Buffett passed through Switzerland as part of a four-country tour of Europe aimed at identifying investment targets among the region’s family-owned businesses. Berkshire is “nowhere near as prominent in Europe as we should be,” Buffett told an audience in Germany, the first stop of his trip. He prefers family-owned businesses for their focus on the long term, with the condition that any target must generate at least $75m (€48m) in annual pre-tax profit and operate in an “understandable” sector, unlike software, he offered as an example.
At IMD, Buffett appeared alongside Eitan Wertheimer, chairman of Iscar, an Israeli metal-working company that became Berkshire’s first major purchase outside the US in 2006. The two helped introduce a new case study dissecting that deal by a trio of professors.
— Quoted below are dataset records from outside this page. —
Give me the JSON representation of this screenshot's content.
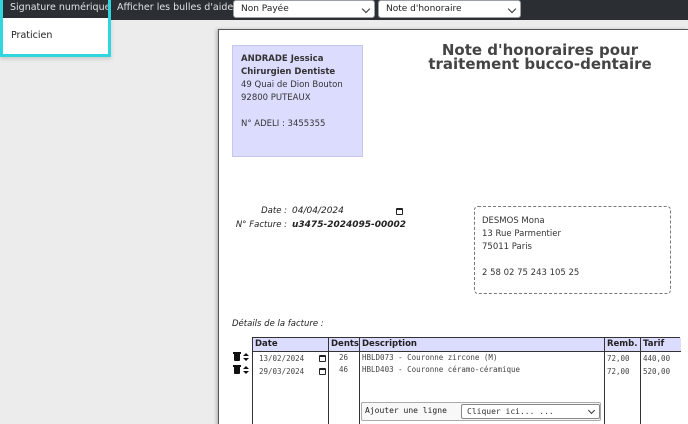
{
  "toolbar": {
    "signature_label": "Signature numérique",
    "help_label": "Afficher les bulles d'aides",
    "payment_select": "Non Payée",
    "document_select": "Note d'honoraire",
    "dropdown_option": "Praticien"
  },
  "accent_color": "#2fd6dd",
  "practitioner": {
    "name": "ANDRADE Jessica",
    "title": "Chirurgien Dentiste",
    "address1": "49 Quai de Dion Bouton",
    "address2": "92800 PUTEAUX",
    "adeli": "N° ADELI : 3455355"
  },
  "document": {
    "title_line1": "Note d'honoraires pour",
    "title_line2": "traitement bucco-dentaire",
    "date_label": "Date :",
    "date_value": "04/04/2024",
    "facture_label": "N° Facture :",
    "facture_value": "u3475-2024095-00002",
    "details_label": "Détails de la facture :"
  },
  "patient": {
    "name": "DESMOS Mona",
    "address1": "13 Rue Parmentier",
    "address2": "75011 Paris",
    "secu": "2 58 02 75 243 105 25"
  },
  "table": {
    "headers": [
      "Date",
      "Dents",
      "Description",
      "Remb.",
      "Tarif"
    ],
    "rows": [
      {
        "date": "13/02/2024",
        "dents": "26",
        "description": "HBLD073 - Couronne zircone (M)",
        "remb": "72,00",
        "tarif": "440,00"
      },
      {
        "date": "29/03/2024",
        "dents": "46",
        "description": "HBLD403 - Couronne céramo-céramique",
        "remb": "72,00",
        "tarif": "520,00"
      }
    ],
    "add_line_label": "Ajouter une ligne",
    "add_line_select": "Cliquer ici... ..."
  }
}
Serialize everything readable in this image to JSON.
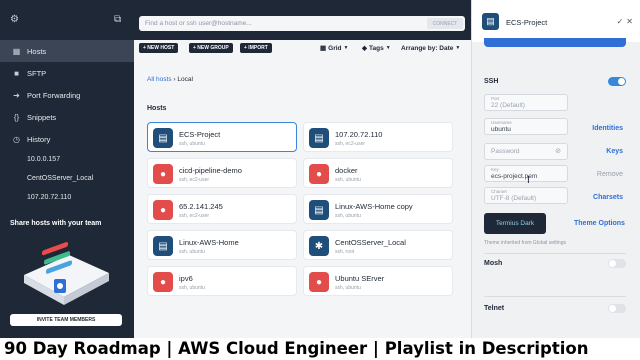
{
  "sidebar": {
    "nav": [
      {
        "label": "Hosts",
        "icon": "hosts-grid-icon",
        "active": true
      },
      {
        "label": "SFTP",
        "icon": "folder-icon",
        "active": false
      },
      {
        "label": "Port Forwarding",
        "icon": "arrow-right-icon",
        "active": false
      },
      {
        "label": "Snippets",
        "icon": "code-braces-icon",
        "active": false
      },
      {
        "label": "History",
        "icon": "clock-icon",
        "active": false
      }
    ],
    "history": [
      "10.0.0.157",
      "CentOSServer_Local",
      "107.20.72.110"
    ],
    "promo_title": "Share hosts with your team",
    "invite_label": "INVITE TEAM MEMBERS"
  },
  "main": {
    "search_placeholder": "Find a host or ssh user@hostname...",
    "connect_label": "CONNECT",
    "toolbar": {
      "new_host": "+ NEW HOST",
      "new_group": "+ NEW GROUP",
      "import": "+ IMPORT",
      "grid": "Grid",
      "tags": "Tags",
      "arrange": "Arrange by: Date"
    },
    "breadcrumb": {
      "root": "All hosts",
      "current": "Local"
    },
    "section_title": "Hosts",
    "hosts": [
      {
        "name": "ECS-Project",
        "sub": "ssh, ubuntu",
        "os": "server",
        "selected": true
      },
      {
        "name": "107.20.72.110",
        "sub": "ssh, ec2-user",
        "os": "server",
        "selected": false
      },
      {
        "name": "cicd-pipeline-demo",
        "sub": "ssh, ec2-user",
        "os": "linux",
        "selected": false
      },
      {
        "name": "docker",
        "sub": "ssh, ubuntu",
        "os": "linux",
        "selected": false
      },
      {
        "name": "65.2.141.245",
        "sub": "ssh, ec2-user",
        "os": "linux",
        "selected": false
      },
      {
        "name": "Linux-AWS-Home copy",
        "sub": "ssh, ubuntu",
        "os": "server",
        "selected": false
      },
      {
        "name": "Linux-AWS-Home",
        "sub": "ssh, ubuntu",
        "os": "server",
        "selected": false
      },
      {
        "name": "CentOSServer_Local",
        "sub": "ssh, root",
        "os": "centos",
        "selected": false
      },
      {
        "name": "ipv6",
        "sub": "ssh, ubuntu",
        "os": "linux",
        "selected": false
      },
      {
        "name": "Ubuntu SErver",
        "sub": "ssh, ubuntu",
        "os": "linux",
        "selected": false
      }
    ]
  },
  "panel": {
    "title": "ECS-Project",
    "ssh_label": "SSH",
    "ssh_enabled": true,
    "port": {
      "label": "Port",
      "placeholder": "22 (Default)"
    },
    "username": {
      "label": "Username",
      "value": "ubuntu"
    },
    "identities_link": "Identities",
    "password_placeholder": "Password",
    "keys_link": "Keys",
    "key": {
      "label": "Key",
      "value": "ecs-project.pem"
    },
    "remove_label": "Remove",
    "charset": {
      "label": "Charset",
      "placeholder": "UTF-8 (Default)"
    },
    "charsets_link": "Charsets",
    "theme_button": "Termius Dark",
    "theme_options": "Theme Options",
    "theme_note": "Theme inherited from Global settings",
    "mosh_label": "Mosh",
    "mosh_enabled": false,
    "telnet_label": "Telnet",
    "telnet_enabled": false
  },
  "caption": "90 Day Roadmap | AWS Cloud Engineer | Playlist in Description",
  "colors": {
    "sidebar_bg": "#1f2836",
    "accent": "#2f6fd6",
    "server_icon": "#1f4e7a",
    "linux_icon": "#e24c4b"
  }
}
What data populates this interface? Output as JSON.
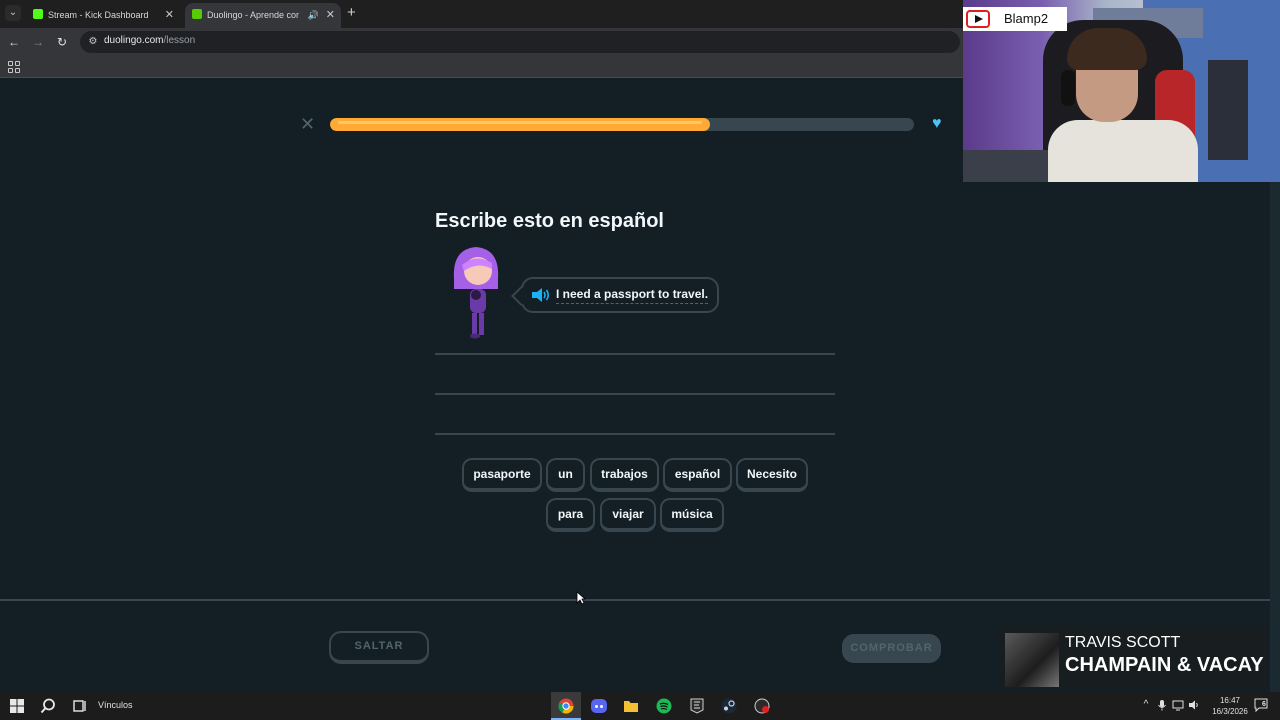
{
  "browser": {
    "tabs": [
      {
        "title": "Stream - Kick Dashboard",
        "favicon": "kick-icon",
        "color": "#53fc18"
      },
      {
        "title": "Duolingo - Aprende con le",
        "favicon": "duolingo-icon",
        "color": "#58cc02",
        "active": true
      }
    ],
    "url": {
      "domain": "duolingo.com",
      "path": "/lesson"
    }
  },
  "lesson": {
    "progress": 0.65,
    "prompt": "Escribe esto en español",
    "sentence": "I need a passport to travel.",
    "word_bank_row1": [
      "pasaporte",
      "un",
      "trabajos",
      "español",
      "Necesito"
    ],
    "word_bank_row2": [
      "para",
      "viajar",
      "música"
    ],
    "skip_label": "SALTAR",
    "check_label": "COMPROBAR"
  },
  "colors": {
    "background": "#131f24",
    "progress": "#ffab33",
    "border": "#37464f",
    "text": "#f1f7fb",
    "muted": "#52656d"
  },
  "webcam": {
    "channel": "Blamp2"
  },
  "now_playing": {
    "artist": "TRAVIS SCOTT",
    "song": "CHAMPAIN & VACAY"
  },
  "taskbar": {
    "label": "Vínculos",
    "time": "16:47",
    "date": "16/3/2026",
    "notifications": "6"
  }
}
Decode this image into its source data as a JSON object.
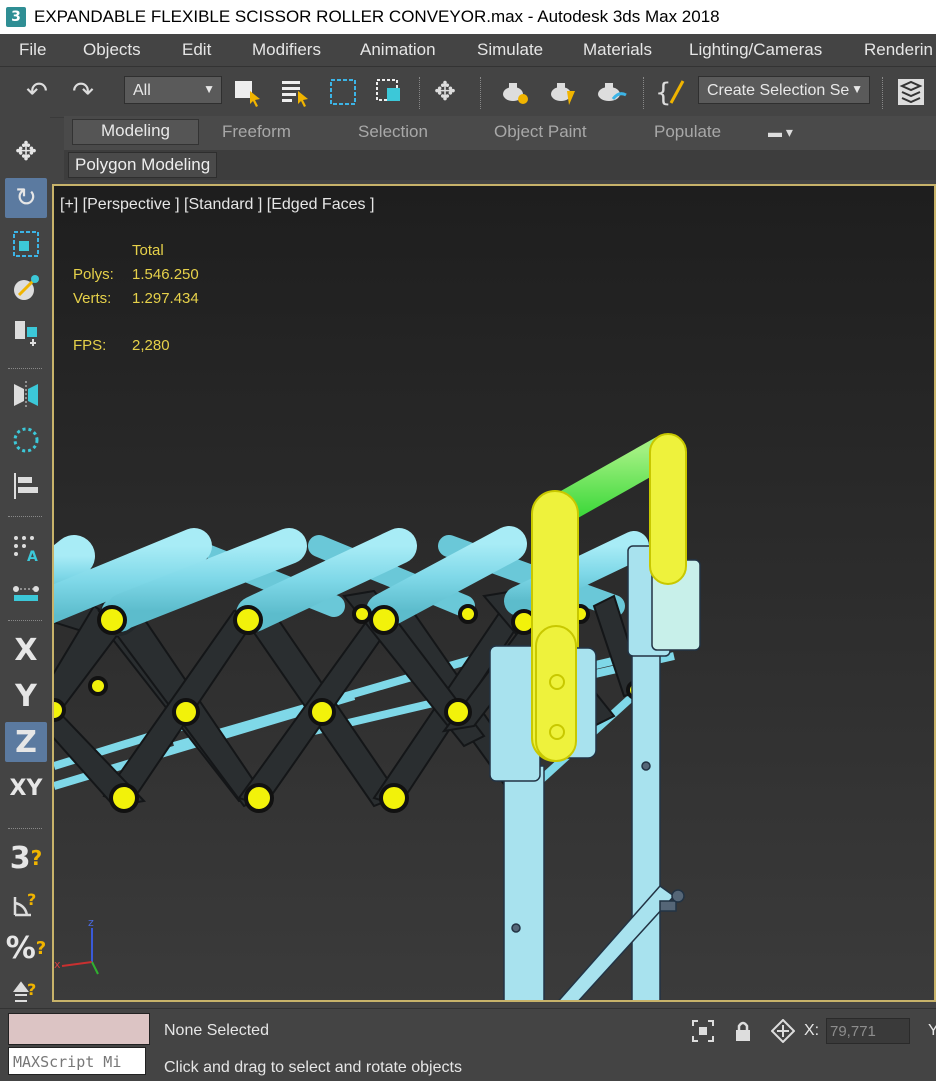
{
  "window": {
    "app_icon": "3",
    "title": "EXPANDABLE FLEXIBLE SCISSOR ROLLER CONVEYOR.max - Autodesk 3ds Max 2018"
  },
  "menu": [
    "File",
    "Objects",
    "Edit",
    "Modifiers",
    "Animation",
    "Simulate",
    "Materials",
    "Lighting/Cameras",
    "Renderin"
  ],
  "toolbar": {
    "filter_value": "All",
    "selection_set_placeholder": "Create Selection Se",
    "icons": [
      "undo-icon",
      "redo-icon",
      "select-object-icon",
      "select-by-name-icon",
      "rectangular-selection-icon",
      "window-crossing-icon",
      "select-and-move-icon",
      "render-setup-icon",
      "rendered-frame-icon",
      "render-icon",
      "edit-named-selection-icon",
      "scene-explorer-icon"
    ]
  },
  "ribbon": {
    "tabs": [
      "Modeling",
      "Freeform",
      "Selection",
      "Object Paint",
      "Populate"
    ],
    "active_tab": "Modeling",
    "panel_label": "Polygon Modeling"
  },
  "left_toolbar": {
    "axis_x": "X",
    "axis_y": "Y",
    "axis_z": "Z",
    "axis_xy": "XY",
    "snap_3d": "3",
    "percent_snap": "%"
  },
  "viewport": {
    "label": "[+] [Perspective ] [Standard ] [Edged Faces ]",
    "stats_header": "Total",
    "polys_label": "Polys:",
    "polys_value": "1.546.250",
    "verts_label": "Verts:",
    "verts_value": "1.297.434",
    "fps_label": "FPS:",
    "fps_value": "2,280",
    "gizmo_z": "z",
    "gizmo_x": "x",
    "colors": {
      "roller": "#7fd8e8",
      "scissor": "#2a2e30",
      "pin": "#f2f20a",
      "selected_frame": "#e8f23a",
      "green_bar": "#4fe04a",
      "leg": "#a8e2ee"
    }
  },
  "status": {
    "maxscript": "MAXScript Mi",
    "selection": "None Selected",
    "hint": "Click and drag to select and rotate objects",
    "x_label": "X:",
    "x_value": "79,771",
    "y_label": "Y"
  }
}
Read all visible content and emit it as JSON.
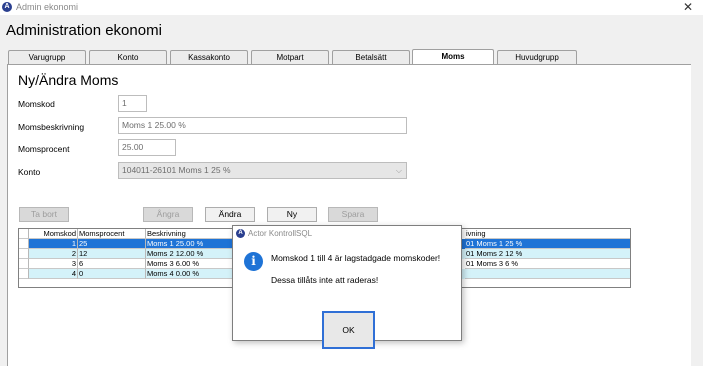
{
  "window": {
    "title": "Admin ekonomi",
    "close_glyph": "✕"
  },
  "app": {
    "header": "Administration ekonomi",
    "app_icon_letter": "A"
  },
  "tabs": [
    {
      "label": "Varugrupp"
    },
    {
      "label": "Konto"
    },
    {
      "label": "Kassakonto"
    },
    {
      "label": "Motpart"
    },
    {
      "label": "Betalsätt"
    },
    {
      "label": "Moms",
      "active": true
    },
    {
      "label": "Huvudgrupp"
    }
  ],
  "form": {
    "title": "Ny/Ändra Moms",
    "momskod": {
      "label": "Momskod",
      "value": "1"
    },
    "beskrivning": {
      "label": "Momsbeskrivning",
      "value": "Moms 1 25.00 %"
    },
    "procent": {
      "label": "Momsprocent",
      "value": "25.00"
    },
    "konto": {
      "label": "Konto",
      "value": "104011-26101 Moms 1 25 %"
    }
  },
  "buttons": {
    "ta_bort": "Ta bort",
    "angra": "Ångra",
    "andra": "Ändra",
    "ny": "Ny",
    "spara": "Spara"
  },
  "grid": {
    "columns": [
      "Momskod",
      "Momsprocent",
      "Beskrivning",
      "ivning"
    ],
    "rows": [
      {
        "kod": "1",
        "procent": "25",
        "beskrivning": "Moms 1 25.00 %",
        "konto": "01 Moms 1 25 %",
        "state": "selected"
      },
      {
        "kod": "2",
        "procent": "12",
        "beskrivning": "Moms 2 12.00 %",
        "konto": "01 Moms 2 12 %",
        "state": "alt"
      },
      {
        "kod": "3",
        "procent": "6",
        "beskrivning": "Moms 3 6.00 %",
        "konto": "01 Moms 3 6 %",
        "state": "plain"
      },
      {
        "kod": "4",
        "procent": "0",
        "beskrivning": "Moms 4 0.00 %",
        "konto": "",
        "state": "alt"
      }
    ]
  },
  "dialog": {
    "title": "Actor KontrollSQL",
    "message1": "Momskod 1 till 4 är lagstadgade momskoder!",
    "message2": "Dessa tillåts inte att raderas!",
    "ok_label": "OK",
    "info_glyph": "i",
    "icon_letter": "A"
  },
  "colors": {
    "selected_row": "#1e73d6",
    "alt_row": "#d4f2f9",
    "ok_focus": "#2f6fd6"
  }
}
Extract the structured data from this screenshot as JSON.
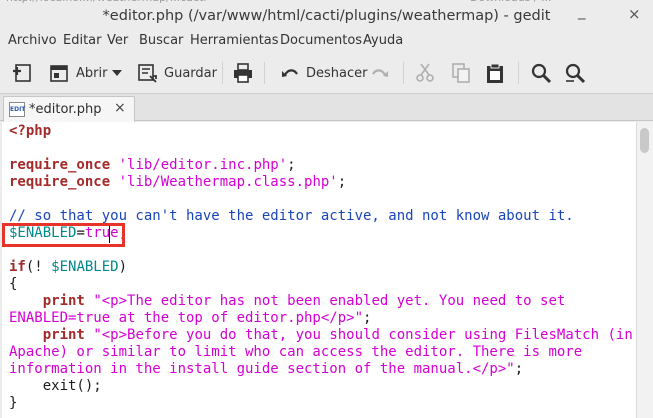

Among the hundreds of offers Buffett receives every year, Wertheimer’s one-page letter — which gave Buffett the “basic facts and told me something about the person who ran [the company]” — was enough to convince him to buy a controlling stake in the company. “I usually know within five minutes if I’m going to make a deal,” he added.
The fact that the renowned investor “isn’t afraid to use his intuition” made an impression on Schmidt. In the lecture hall, students peppered Buffett with questions about how, given the short-term focus of financial markets and private equity firms, he motivates the managers in Berkshire’s portfolio of businesses to consider longer-term matters. “The answer was that he picks them very carefully,” Schmidt says. “He has a very good instinct for people.”
Aware of the risk of sounding arrogant, Schmidt explains how “One of the major goals for many people here, including myself, is to develop instincts and become better at the human side of business, rather than just focussing on technical matters.” There are few better equipped to teach these qualities than the “Oracle from Omaha.”